LoCo-VLM: End-To-End Autonomous Driving with a Loosely Coupled Vision-Language Model

Scheduled for presentation during the Regular Session "S26b-Motion Planning, Trajectory Optimization, and Control for Autonomous Vehicles" (TH-EA-T26), Thursday, November 20, 2025, 13:30−13:50, Broadbeach 1&2

2025 IEEE 28th International Conference on Intelligent Transportation Systems (ITSC), November 18-21, 2025, Gold Coast, Australia

This information is tentative and subject to change.

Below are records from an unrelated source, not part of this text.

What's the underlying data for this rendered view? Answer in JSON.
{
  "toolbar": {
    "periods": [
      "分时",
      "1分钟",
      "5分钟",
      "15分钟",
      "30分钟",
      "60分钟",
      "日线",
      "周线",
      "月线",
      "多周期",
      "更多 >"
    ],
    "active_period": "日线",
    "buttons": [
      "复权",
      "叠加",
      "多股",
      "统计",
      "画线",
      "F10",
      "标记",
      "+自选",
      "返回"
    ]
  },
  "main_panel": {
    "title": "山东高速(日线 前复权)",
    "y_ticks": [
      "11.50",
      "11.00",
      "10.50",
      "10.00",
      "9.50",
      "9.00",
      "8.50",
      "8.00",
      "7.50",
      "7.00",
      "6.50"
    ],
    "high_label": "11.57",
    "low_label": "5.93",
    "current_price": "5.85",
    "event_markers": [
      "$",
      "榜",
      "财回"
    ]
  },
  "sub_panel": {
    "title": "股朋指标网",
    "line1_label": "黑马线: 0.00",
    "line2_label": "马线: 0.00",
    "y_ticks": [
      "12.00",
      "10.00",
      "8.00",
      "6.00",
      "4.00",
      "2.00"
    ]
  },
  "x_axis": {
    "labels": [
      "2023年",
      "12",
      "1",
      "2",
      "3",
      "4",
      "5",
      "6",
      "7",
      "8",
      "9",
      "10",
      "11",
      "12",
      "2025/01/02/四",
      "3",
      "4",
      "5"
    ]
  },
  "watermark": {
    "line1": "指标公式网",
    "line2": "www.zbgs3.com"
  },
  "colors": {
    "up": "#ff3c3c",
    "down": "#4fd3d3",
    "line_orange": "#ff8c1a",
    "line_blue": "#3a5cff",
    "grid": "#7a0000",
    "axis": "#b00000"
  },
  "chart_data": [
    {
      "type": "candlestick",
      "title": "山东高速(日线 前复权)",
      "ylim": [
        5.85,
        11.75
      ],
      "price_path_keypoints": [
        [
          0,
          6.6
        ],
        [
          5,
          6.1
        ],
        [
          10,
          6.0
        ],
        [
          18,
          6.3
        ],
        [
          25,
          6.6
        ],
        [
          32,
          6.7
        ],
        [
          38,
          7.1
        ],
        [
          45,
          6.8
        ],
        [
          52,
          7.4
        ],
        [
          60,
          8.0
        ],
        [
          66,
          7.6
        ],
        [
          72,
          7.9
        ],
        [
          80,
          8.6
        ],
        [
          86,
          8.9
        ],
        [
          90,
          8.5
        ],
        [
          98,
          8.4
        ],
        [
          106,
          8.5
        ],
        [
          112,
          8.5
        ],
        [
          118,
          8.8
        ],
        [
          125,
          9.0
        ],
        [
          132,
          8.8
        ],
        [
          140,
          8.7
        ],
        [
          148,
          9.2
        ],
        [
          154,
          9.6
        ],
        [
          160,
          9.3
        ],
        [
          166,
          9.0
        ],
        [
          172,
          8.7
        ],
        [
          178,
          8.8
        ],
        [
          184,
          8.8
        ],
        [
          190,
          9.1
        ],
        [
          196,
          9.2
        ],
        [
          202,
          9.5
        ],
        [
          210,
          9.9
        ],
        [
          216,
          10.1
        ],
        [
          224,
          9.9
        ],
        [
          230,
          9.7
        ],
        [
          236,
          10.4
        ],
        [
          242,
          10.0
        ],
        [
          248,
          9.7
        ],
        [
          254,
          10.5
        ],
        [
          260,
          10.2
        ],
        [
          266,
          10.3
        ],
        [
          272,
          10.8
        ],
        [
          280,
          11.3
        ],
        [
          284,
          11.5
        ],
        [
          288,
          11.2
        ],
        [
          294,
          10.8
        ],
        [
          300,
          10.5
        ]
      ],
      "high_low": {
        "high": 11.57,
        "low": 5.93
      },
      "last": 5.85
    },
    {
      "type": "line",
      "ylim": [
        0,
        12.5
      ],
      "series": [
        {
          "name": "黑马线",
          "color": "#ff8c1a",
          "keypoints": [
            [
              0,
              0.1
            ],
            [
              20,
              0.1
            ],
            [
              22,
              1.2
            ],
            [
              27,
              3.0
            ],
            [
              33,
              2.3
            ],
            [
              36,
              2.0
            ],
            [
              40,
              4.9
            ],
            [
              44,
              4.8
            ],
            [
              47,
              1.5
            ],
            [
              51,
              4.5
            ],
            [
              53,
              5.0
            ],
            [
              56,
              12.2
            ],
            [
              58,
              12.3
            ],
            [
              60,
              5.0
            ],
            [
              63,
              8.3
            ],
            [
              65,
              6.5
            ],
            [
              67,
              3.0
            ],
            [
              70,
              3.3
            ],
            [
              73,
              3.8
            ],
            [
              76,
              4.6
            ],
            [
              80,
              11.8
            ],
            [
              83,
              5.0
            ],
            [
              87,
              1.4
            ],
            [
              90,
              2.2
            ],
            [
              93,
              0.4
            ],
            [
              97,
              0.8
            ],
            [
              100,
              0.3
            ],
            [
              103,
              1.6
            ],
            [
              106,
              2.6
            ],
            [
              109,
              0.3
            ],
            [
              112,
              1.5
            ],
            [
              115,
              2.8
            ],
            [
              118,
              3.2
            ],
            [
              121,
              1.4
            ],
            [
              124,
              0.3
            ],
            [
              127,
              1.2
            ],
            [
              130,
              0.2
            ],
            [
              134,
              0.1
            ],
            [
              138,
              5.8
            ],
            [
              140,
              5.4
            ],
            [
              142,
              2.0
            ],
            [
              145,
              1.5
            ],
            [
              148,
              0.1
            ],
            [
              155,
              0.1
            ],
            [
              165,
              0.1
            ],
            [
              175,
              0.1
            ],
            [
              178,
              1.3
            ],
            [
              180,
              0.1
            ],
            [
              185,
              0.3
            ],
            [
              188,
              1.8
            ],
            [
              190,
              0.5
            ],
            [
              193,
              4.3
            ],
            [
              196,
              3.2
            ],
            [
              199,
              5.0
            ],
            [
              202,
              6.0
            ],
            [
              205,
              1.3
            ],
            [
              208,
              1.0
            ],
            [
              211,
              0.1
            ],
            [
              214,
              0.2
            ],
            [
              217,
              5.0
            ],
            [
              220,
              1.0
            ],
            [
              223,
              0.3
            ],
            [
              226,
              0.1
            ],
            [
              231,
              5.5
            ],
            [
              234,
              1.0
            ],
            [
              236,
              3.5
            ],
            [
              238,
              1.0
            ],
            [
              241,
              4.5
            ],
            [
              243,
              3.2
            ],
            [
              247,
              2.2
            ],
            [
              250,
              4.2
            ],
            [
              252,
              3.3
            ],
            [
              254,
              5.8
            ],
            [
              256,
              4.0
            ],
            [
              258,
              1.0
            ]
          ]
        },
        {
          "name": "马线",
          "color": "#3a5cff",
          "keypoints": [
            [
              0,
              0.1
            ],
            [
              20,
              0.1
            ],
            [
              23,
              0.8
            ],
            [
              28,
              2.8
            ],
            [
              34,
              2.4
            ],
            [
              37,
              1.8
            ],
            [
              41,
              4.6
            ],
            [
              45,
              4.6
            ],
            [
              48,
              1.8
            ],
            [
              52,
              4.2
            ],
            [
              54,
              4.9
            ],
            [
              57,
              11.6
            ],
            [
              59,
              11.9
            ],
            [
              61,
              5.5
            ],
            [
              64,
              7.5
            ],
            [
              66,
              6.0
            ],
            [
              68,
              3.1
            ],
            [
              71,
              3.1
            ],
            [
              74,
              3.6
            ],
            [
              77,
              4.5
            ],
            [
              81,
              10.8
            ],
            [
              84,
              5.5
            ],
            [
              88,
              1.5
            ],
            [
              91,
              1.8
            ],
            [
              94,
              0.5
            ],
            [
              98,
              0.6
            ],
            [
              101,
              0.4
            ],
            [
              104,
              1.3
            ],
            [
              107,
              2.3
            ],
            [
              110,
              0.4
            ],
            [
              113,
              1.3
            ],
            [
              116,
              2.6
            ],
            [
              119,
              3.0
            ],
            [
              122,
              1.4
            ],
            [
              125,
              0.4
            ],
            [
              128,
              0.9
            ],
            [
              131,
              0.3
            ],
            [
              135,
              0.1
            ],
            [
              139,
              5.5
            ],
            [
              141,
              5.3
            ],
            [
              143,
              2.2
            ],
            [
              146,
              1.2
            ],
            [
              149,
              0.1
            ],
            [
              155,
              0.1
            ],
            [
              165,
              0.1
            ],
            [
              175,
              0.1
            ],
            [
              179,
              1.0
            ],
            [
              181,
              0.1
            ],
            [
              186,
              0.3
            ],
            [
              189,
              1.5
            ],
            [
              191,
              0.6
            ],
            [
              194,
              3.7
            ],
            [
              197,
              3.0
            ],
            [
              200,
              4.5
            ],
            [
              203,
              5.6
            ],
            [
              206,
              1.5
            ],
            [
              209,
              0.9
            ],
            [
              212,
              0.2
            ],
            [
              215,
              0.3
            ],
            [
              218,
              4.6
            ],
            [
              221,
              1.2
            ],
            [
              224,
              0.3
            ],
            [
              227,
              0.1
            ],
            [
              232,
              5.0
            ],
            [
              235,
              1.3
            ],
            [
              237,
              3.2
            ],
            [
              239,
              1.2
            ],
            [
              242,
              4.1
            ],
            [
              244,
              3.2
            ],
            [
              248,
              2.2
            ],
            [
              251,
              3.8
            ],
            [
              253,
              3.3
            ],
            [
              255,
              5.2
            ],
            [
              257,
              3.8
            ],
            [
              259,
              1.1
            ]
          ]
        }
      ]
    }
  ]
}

Compiled on October 18, 2025

Keywords Real-time Motion Planning and Control for Autonomous Vehicles in ITS Networks

Abstract

Recently, end-to-end (E2E) autonomous driving methods integrating VLMs have achieved significant performance improvements in long-tail scenarios, primarily due to the contributions of VLMs in enhancing environmental understanding and reasoning capabilities. In practice, VLMs are often impacted by hallucinations and delays, leading to erroneous outputs or prolonged response times. These issues can increase decision-making time for driving and cause misguidance due to misinformation. To mitigate the negative impact of VLM instability, we propose LoCo-VLM, an end-to-end autonomous framework that is loosely coupled with the VLM through an event-triggered, parallel structure. We integrate VLM decisions into the E2E system through Signal Temporal Logic (STL) after verifying the consistency of decisions and adjusting the driving style to enhance autonomous driving capabilities. This design not only improves the effectiveness of VLMs decision integration but also enhances the diversity and effectiveness of trajectories within a modality. Additionally, VLM is training-free in our methods, facilitating implementation and deployment. On the nuScenes dataset, our framework reliably plans trajectories with an accuracy of 0.57 m and an FPS of 8.2 on a GTX 4090 GPU.